It also fired the employees and filed complaints for the arrest of them. The pizza franchise was criticized by some for not launching a full-scale PR blitz, but in the days that followed it stepped up its efforts, launching its first corporate Twitter account (which it took over from a franchisee association Twitter feed, dpzinfo) pledging to "listen," posting information to its corporate Web site, and releasing its own YouTube video featuring the company's president Patrick Doyle apologizing for the incident and explaining its steps going forward.
“It's not a surprise that this has caused a lot of damage to our brand. It sickens me that the actions of two individuals could impact our great system,” Doyle said in the video.
By using the same medium as the former employees, the company sought to respond to concerned consumers.
“We did this [video] in the same forum these people used to do this to us,” said McIntyre. “The credit we're getting and the comments we're seeing is that we didn't hide and we haven't been ‘corporate' but responding like real people.”
With the support of advertising AOR Crispin Porter and Bogusky (CPB), McIntyre said it began to shift its online strategy on the night of April 14 to include more online outreach, including tweets from staff's personal Twitter accounts. Staffers, thereafter, began tweeting and leading people to the company's online statement on its corporate Web site, which was also posted that night.
“[CPB] were able to identify that we were not actively involved in the dialogue, and they helped us with Twitter [in terms of] our thinking, commentary, and strategy,” said McIntyre, noting the company handles PR internally.
Now the company is holding internal discussions on its strategy going forward including how social media and SEO should play a role, he added.

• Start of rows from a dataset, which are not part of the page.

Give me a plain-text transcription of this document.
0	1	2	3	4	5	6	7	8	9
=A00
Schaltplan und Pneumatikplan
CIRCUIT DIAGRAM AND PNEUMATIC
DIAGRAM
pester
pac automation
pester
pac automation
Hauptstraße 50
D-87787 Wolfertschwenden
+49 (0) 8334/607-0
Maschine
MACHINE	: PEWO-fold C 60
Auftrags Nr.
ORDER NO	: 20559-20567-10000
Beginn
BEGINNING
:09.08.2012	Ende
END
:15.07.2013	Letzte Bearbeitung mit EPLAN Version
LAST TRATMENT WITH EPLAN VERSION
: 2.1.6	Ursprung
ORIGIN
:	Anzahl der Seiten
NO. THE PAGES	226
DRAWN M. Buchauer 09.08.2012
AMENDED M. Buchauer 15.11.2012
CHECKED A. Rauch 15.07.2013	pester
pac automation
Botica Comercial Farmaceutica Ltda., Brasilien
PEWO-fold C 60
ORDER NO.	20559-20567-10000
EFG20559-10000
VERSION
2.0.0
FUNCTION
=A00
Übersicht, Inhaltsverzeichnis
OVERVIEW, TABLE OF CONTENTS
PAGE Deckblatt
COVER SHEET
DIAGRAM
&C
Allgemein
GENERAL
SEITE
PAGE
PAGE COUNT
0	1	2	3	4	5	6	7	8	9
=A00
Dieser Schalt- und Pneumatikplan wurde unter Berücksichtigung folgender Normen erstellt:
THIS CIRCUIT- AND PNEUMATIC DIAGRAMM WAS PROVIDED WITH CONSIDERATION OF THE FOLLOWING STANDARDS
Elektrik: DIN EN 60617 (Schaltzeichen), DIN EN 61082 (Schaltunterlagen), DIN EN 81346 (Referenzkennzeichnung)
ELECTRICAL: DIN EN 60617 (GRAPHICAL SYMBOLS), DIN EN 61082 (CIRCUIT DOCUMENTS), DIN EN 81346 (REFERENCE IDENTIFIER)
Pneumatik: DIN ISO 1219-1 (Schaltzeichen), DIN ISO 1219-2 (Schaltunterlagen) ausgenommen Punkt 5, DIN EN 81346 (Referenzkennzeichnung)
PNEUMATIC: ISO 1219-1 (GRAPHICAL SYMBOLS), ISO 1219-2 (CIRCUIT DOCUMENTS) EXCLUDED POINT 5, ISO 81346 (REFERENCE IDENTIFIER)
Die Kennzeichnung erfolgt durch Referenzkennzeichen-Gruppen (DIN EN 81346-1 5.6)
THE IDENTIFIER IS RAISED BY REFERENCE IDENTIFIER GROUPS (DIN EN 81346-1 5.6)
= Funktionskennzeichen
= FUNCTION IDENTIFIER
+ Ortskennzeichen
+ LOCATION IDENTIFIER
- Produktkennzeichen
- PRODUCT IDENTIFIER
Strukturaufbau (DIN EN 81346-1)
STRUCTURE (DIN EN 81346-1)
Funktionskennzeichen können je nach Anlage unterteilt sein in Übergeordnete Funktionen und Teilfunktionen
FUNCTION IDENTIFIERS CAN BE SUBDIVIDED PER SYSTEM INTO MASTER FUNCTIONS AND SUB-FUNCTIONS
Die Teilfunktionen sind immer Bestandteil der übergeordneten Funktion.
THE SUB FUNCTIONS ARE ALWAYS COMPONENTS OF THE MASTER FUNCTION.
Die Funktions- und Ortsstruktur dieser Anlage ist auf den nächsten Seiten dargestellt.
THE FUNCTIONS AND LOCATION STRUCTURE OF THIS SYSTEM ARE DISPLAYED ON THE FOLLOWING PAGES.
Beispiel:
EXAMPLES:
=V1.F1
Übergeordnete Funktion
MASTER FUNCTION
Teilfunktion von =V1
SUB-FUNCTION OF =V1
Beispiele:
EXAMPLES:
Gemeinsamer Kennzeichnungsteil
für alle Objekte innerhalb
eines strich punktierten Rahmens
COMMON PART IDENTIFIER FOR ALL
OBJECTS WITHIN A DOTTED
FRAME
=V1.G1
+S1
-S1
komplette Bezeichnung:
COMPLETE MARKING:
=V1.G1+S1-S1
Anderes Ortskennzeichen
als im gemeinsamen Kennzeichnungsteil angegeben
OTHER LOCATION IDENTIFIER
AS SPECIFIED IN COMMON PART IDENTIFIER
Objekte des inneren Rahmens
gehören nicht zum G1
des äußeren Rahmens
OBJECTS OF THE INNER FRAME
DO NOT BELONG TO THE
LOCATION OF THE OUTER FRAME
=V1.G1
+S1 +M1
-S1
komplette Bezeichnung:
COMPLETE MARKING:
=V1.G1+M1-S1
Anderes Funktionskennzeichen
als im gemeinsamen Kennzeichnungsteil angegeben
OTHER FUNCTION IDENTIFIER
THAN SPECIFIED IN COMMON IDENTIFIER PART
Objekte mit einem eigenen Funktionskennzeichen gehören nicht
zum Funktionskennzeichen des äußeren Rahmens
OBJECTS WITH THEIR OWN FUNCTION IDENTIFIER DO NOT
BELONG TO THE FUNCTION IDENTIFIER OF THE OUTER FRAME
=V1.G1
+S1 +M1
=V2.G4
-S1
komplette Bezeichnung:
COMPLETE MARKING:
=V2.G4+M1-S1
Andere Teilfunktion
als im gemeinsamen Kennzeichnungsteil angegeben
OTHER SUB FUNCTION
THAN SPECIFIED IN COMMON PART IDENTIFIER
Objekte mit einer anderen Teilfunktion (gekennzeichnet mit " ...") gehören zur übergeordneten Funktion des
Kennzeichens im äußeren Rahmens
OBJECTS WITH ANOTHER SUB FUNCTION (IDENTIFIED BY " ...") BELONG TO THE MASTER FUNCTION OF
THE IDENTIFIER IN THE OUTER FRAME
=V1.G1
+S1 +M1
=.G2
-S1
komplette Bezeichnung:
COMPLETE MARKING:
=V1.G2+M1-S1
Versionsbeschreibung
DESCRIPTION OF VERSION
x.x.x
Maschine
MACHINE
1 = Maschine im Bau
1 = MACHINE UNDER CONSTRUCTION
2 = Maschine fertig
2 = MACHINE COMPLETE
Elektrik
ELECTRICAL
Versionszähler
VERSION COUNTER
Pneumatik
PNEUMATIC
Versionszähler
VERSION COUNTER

According to social media firm Vitrue, which does not work with the franchise, online chatter about Domino's has spiked 27% from the day before the incident to today. Vitrue's Social Media Index tracks conversations across the blogosphere and social networks including Facebook and Twitter. It didn't note whether the conversations were positive or negative.
Vitrue CEO Reggie Bradford called the video prank “very unfortunate” but noted it was an “opportunity for Domino's to become part of the conversation…establish more of a social presence.”
Getting employees and consumers on board to talk about the brand's positive attributes will help it rebuild its reputation, he added.
“I would argue that social media will be the only way they'll rebuild that trust,” Bradford said.